São Paulo Mulher de Marcola é alvo de ação da PF contra grupo suspeito de planejar fuga de chefes de facção

Mulher de Marcola é alvo de ação da PF contra grupo suspeito de planejar fuga de chefes de facção

Polícia fez buscas na casa de Cynthia Camacho em SP. Equipes descobriram plano de resgate de líderes em presídios federais

  • São Paulo | Do R7

Mulher de Marcola é alvo de operação da Polícia Federal em São Paulo

Mulher de Marcola é alvo de operação da Polícia Federal em São Paulo

Reprodução/RecordTV

A PF (Polícia Federal) realizou buscas na manhã desta quarta-feira (10) na casa de Cynthia Giglioli Camacho, a mulher de Marco Williams Herbas Camacho, conhecido como Marcola e apontado como líder da organização criminosa PCC (Primeiro Comando da Capital), em São Paulo. Ela é um dos alvos da Operação Anjos da Guarda contra líderes de facções criminosas presos em penitenciárias de Brasília (DF) e Porto Velho (RO). 

A Polícia Federal prendeu 11 integrantes do PCC suspeitos de planejar o resgate de prisioneiros em penitenciárias federais. Os alvos do grupo eram líderes de facções criminosas que estão em presídios de Brasília (DF) e Porto Velho (RO). Cerca de 80 policiais cumpriram mandados de prisão preventiva e outros 13 mandados de busca e apreensão no Distrito Federal, Mato Grosso do Sul e São Paulo.

A Operação Anjos da Guarda ocorreu no Distrito Federal (Brasília), Mato Grosso do Sul (Campo Grande e Três Lagoas) e São Paulo (São Paulo, Santos e Presidente Prudente). O nome da operação é uma homenagem aos servidores da Segurança Pública.
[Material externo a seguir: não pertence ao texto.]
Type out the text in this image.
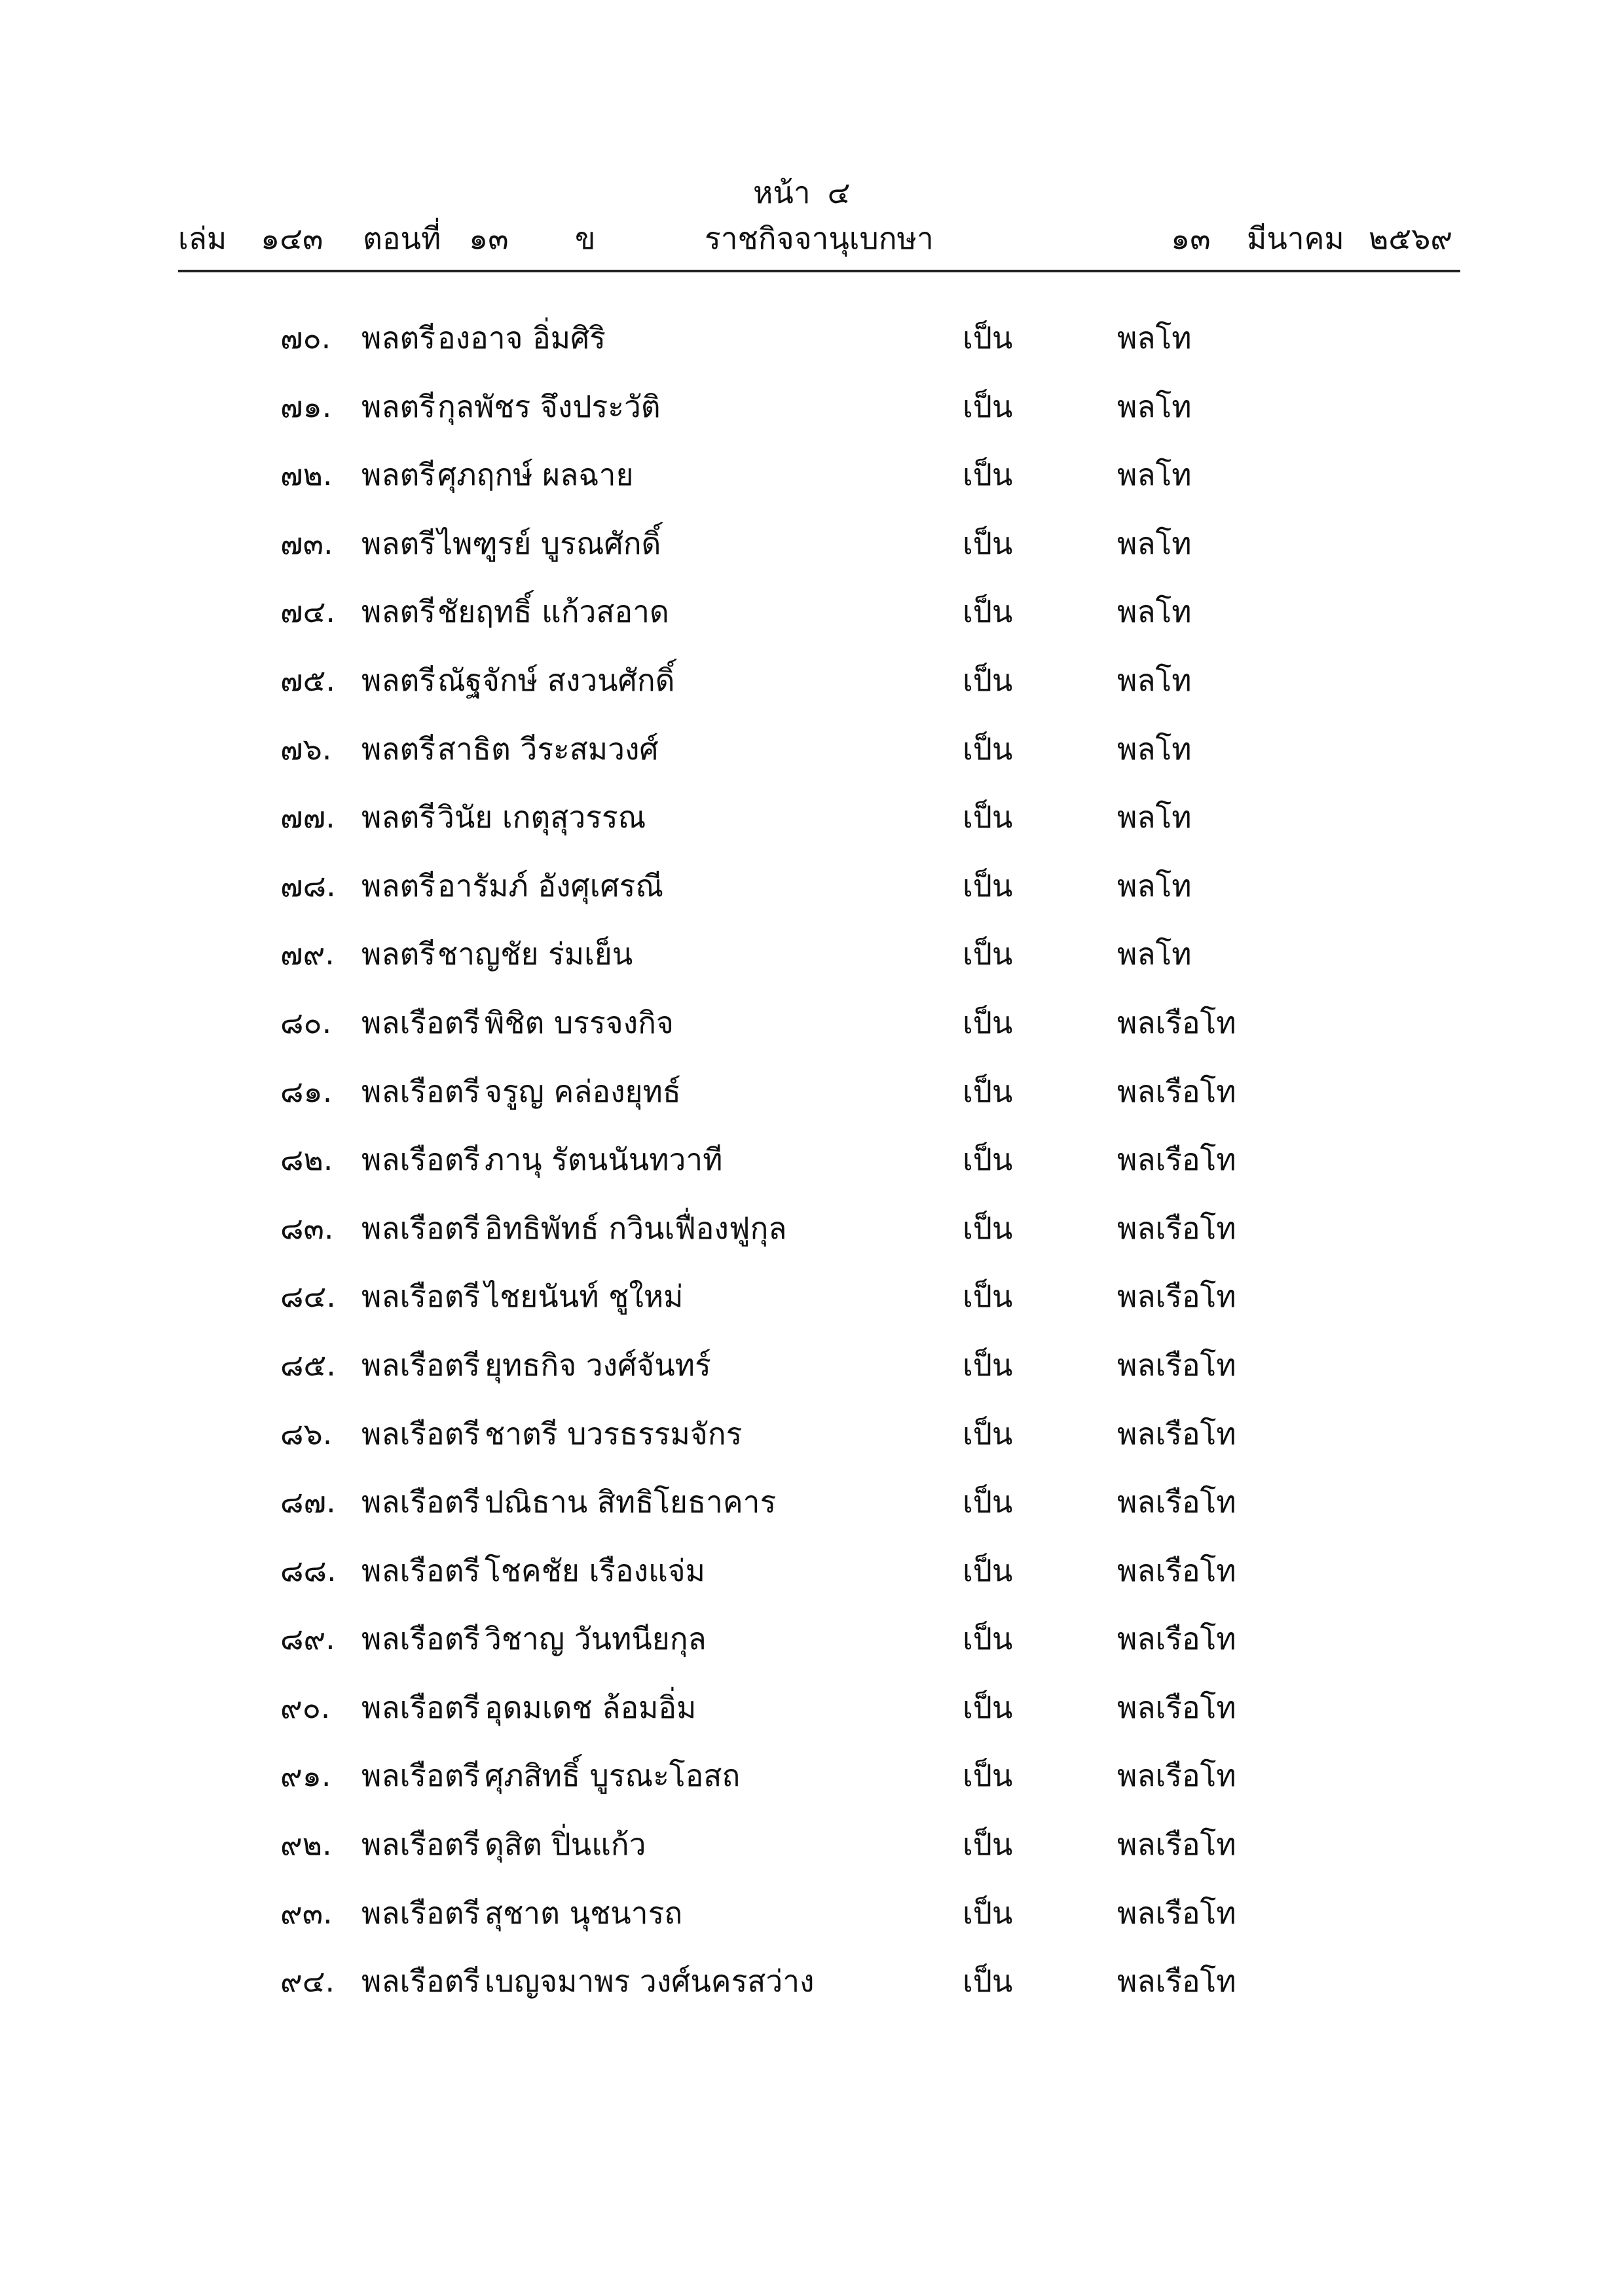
หน้า ๔
เล่ม ๑๔๓ ตอนที่ ๑๓ ข	ราชกิจจานุเบกษา	๑๓ มีนาคม ๒๕๖๙
๗๐. พลตรี องอาจ อิ่มศิริ	เป็น	พลโท
๗๑. พลตรี กุลพัชร จึงประวัติ	เป็น	พลโท
๗๒. พลตรี ศุภฤกษ์ ผลฉาย	เป็น	พลโท
๗๓. พลตรี ไพฑูรย์ บูรณศักดิ์	เป็น	พลโท
๗๔. พลตรี ชัยฤทธิ์ แก้วสอาด	เป็น	พลโท
๗๕. พลตรี ณัฐจักษ์ สงวนศักดิ์	เป็น	พลโท
๗๖. พลตรี สาธิต วีระสมวงศ์	เป็น	พลโท
๗๗. พลตรี วินัย เกตุสุวรรณ	เป็น	พลโท
๗๘. พลตรี อารัมภ์ อังศุเศรณี	เป็น	พลโท
๗๙. พลตรี ชาญชัย ร่มเย็น	เป็น	พลโท
๘๐. พลเรือตรี พิชิต บรรจงกิจ	เป็น	พลเรือโท
๘๑. พลเรือตรี จรูญ คล่องยุทธ์	เป็น	พลเรือโท
๘๒. พลเรือตรี ภานุ รัตนนันทวาที	เป็น	พลเรือโท
๘๓. พลเรือตรี อิทธิพัทธ์ กวินเฟื่องฟูกุล	เป็น	พลเรือโท
๘๔. พลเรือตรี ไชยนันท์ ชูใหม่	เป็น	พลเรือโท
๘๕. พลเรือตรี ยุทธกิจ วงศ์จันทร์	เป็น	พลเรือโท
๘๖. พลเรือตรี ชาตรี บวรธรรมจักร	เป็น	พลเรือโท
๘๗. พลเรือตรี ปณิธาน สิทธิโยธาคาร	เป็น	พลเรือโท
๘๘. พลเรือตรี โชคชัย เรืองแจ่ม	เป็น	พลเรือโท
๘๙. พลเรือตรี วิชาญ วันทนียกุล	เป็น	พลเรือโท
๙๐. พลเรือตรี อุดมเดช ล้อมอิ่ม	เป็น	พลเรือโท
๙๑. พลเรือตรี ศุภสิทธิ์ บูรณะโอสถ	เป็น	พลเรือโท
๙๒. พลเรือตรี ดุสิต ปิ่นแก้ว	เป็น	พลเรือโท
๙๓. พลเรือตรี สุชาต นุชนารถ	เป็น	พลเรือโท
๙๔. พลเรือตรี เบญจมาพร วงศ์นครสว่าง	เป็น	พลเรือโท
Além de planejarem resgates, os suspeitos pretendiam sequestrar autoridades para forçar a soltura de parte dos líderes. As ações eram combinadas com os presos em visitas às penitenciárias.

De acordo com as investigações, os encontros ocorriam nas cabines dos presídios, onde é possível falar com a pessoa privada de liberdade por meio de um vidro. O espaço é chamado de parlatório. Segundo a PF, os integrantes da organização conversavam com os suspeitos em código, utilizavam jargões e falavam de situações jurídicas que não existiam.